Tuesday, June 19, 2012

XLP - a glance at relative performance

Sometimes to get a clearer picture of whats happening we have to look at relative performance. That is, one stock, ETF, Indices, etc vs another. The daily chart below is a relative performance (or ratio) chart of the XLP vs the SPY with an oscillator on the bottom portion. The quick look at this chart shows after underperforming the broad market for Q1 2012 by nearly 8%, consumer staples (XLP) has outperformed the broad market SPY in Q2 by approximately 4%. But more importantly the technical backdrop shows that recent outperformance waning and possibly setting up for a reversal.

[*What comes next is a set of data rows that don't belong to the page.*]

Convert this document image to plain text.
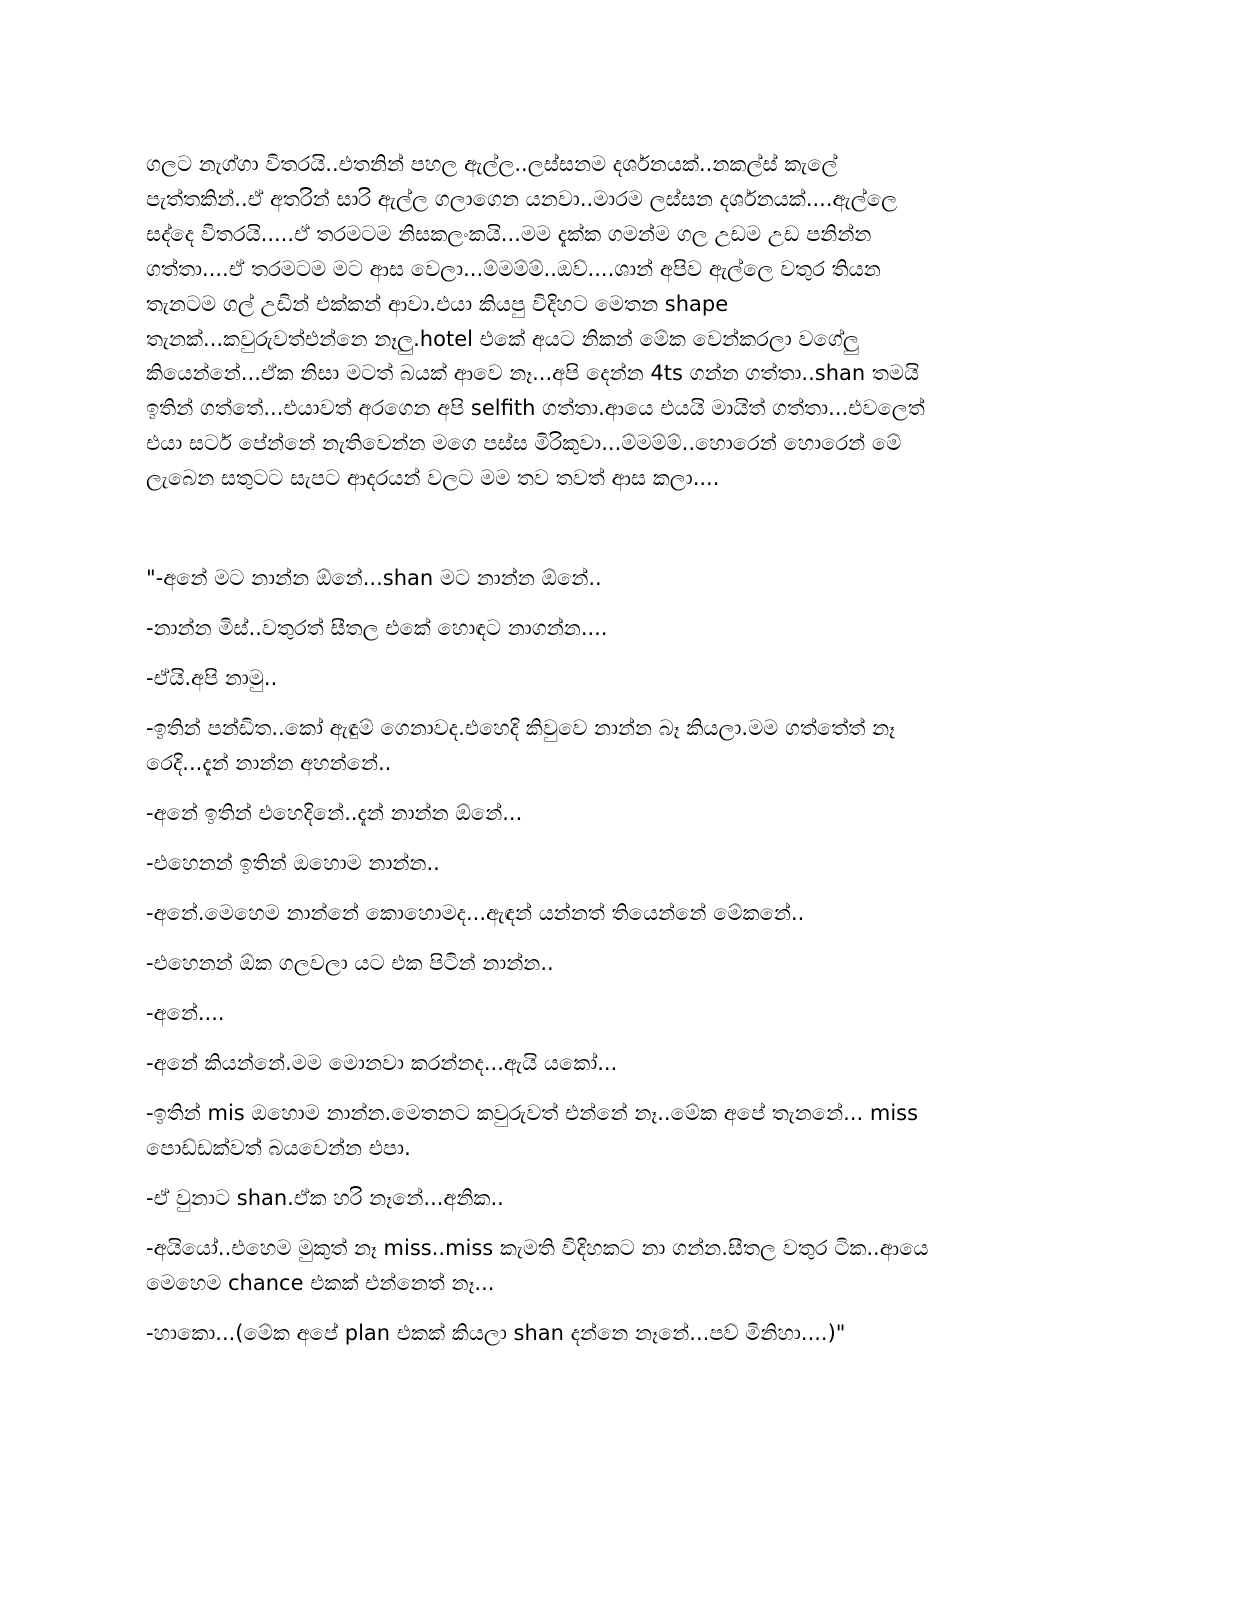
ගලට නැග්ගා විතරයි..එතනින් පහල ඇල්ල..ලස්සනම දර්ශනයක්..නකල්ස් කැලේ
පැත්තකින්..ඒ අතරින් සාරි ඇල්ල ගලාගෙන යනවා..මාරම ලස්සන දර්ශනයක්....ඇල්ලෙ
සද්දෙ විතරයි.....ඒ තරමටම නිසකලංකයි...මම දැක්ක ගමන්ම ගල උඩම උඩ පනින්න
ගත්තා....ඒ තරමටම මට ආස වෙලා...ම්මම්ම්..ඔව්....ශාන් අපිව ඇල්ලෙ වතුර තියන
තැනටම ගල් උඩින් එක්කන් ආවා.එයා කියපු විදිහට මෙතන shape
තැනක්...කවුරුවත්එන්නෙ නෑලු.hotel එකේ අයට නිකන් මේක වෙන්කරලා වගේලු
කියෙන්නේ...ඒක නිසා මටත් බයක් ආවෙ නෑ...අපි දෙන්න 4ts ගන්න ගත්තා..shan තමයි
ඉතින් ගත්තේ...එයාවත් අරගෙන අපි selfith ගත්තා.ආයෙ එයයි මායිත් ගත්තා...එවලෙත්
එයා සර්ට පේන්නේ නැතිවෙන්න මගෙ පස්ස මිරිකුවා...ම්මම්ම්..හොරෙන් හොරෙන් මේ
ලැබෙන සතුටට සැපට ආදරයන් වලට මම තව තවත් ආස කලා....
"-අනේ මට නාන්න ඕනේ...shan මට නාන්න ඕනේ..
-නාන්න මිස්..වතුරත් සීතල එකේ හොඳට නාගන්න....
-ඒයි.අපි නාමු..
-ඉතින් පන්ඩිත..කෝ ඇඳුම් ගෙනාවද.එහෙදි කිවුවෙ නාන්න බෑ කියලා.මම ගත්තේත් නෑ
රෙදි...දැන් නාන්න අහන්නේ..
-අනේ ඉතින් එහෙදිනේ..දැන් නාන්න ඕනේ...
-එහෙනන් ඉතින් ඔහොම නාන්න..
-අනේ.මෙහෙම නාන්නේ කොහොමද...ඇඳන් යන්නත් තියෙන්නේ මේකනේ..
-එහෙනන් ඕක ගලවලා යට එක පිටින් නාන්න..
-අනේ....
-අනේ කියන්නේ.මම මොනවා කරන්නද...ඇයි යකෝ...
-ඉතින් mis ඔහොම නාන්න.මෙතනට කවුරුවත් එන්නේ නෑ..මේක අපේ තැනනේ... miss
පොඩ්ඩක්වත් බයවෙන්න එපා.
-ඒ වුනාට shan.ඒක හරි නෑනේ...අනික..
-අයියෝ..එහෙම මුකුත් නෑ miss..miss කැමති විදිහකට නා ගන්න.සීතල වතුර ටික..ආයෙ
මෙහෙම chance එකක් එන්නෙත් නෑ...
-හාකො...(මේක අපේ plan එකක් කියලා shan දන්නෙ නෑනේ...පව් මිනිහා....)"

2 factors lead me to believe XLP is close to a period (likely months) of underperformance vs the broad market...a breach of its 20day moving average and a crossing down from an extended level of the oscillator on the lower portion of the chart.

As you can see from the chart below in December 2011 this ratio crossed below its 20day moving average but it was at a time when the oscillator was just crossing up over the 0 line with upwards momentum in its favor. Mixed signals with no high probability setup. Not only until momentum was extended, did another fall below the moving average lead to a sustained decline. These 2 instances occurring together made the probability of a fall much greater. And at the risk of stating the blatantly obvious, a high probability trade is where we want to be.

Currently the setup is similar...the ratio is crossing below its 20day moving average with the oscillator crossing down from an even higher extension than that of late 2011. At this point the only thing that can negate the weak setup is a move over 0.26 which is the recent high as well as the highs from late 2011. Otherwise look for the ratio to fall (XLP underperforming vs SPY) back towards 0.245 or lower in the weeks/months ahead.

How to possibly profit from this development - rotate out of XLP/components (or get short exposure to XLP/components) and get long exposure in sectors that look poised to outperform or sustain their current outperformance. Experienced traders can put on a ratio spread where they buy one (SPY) and short the other (XLP) dollar neutral. If you don't know what that is and would like to know please ask.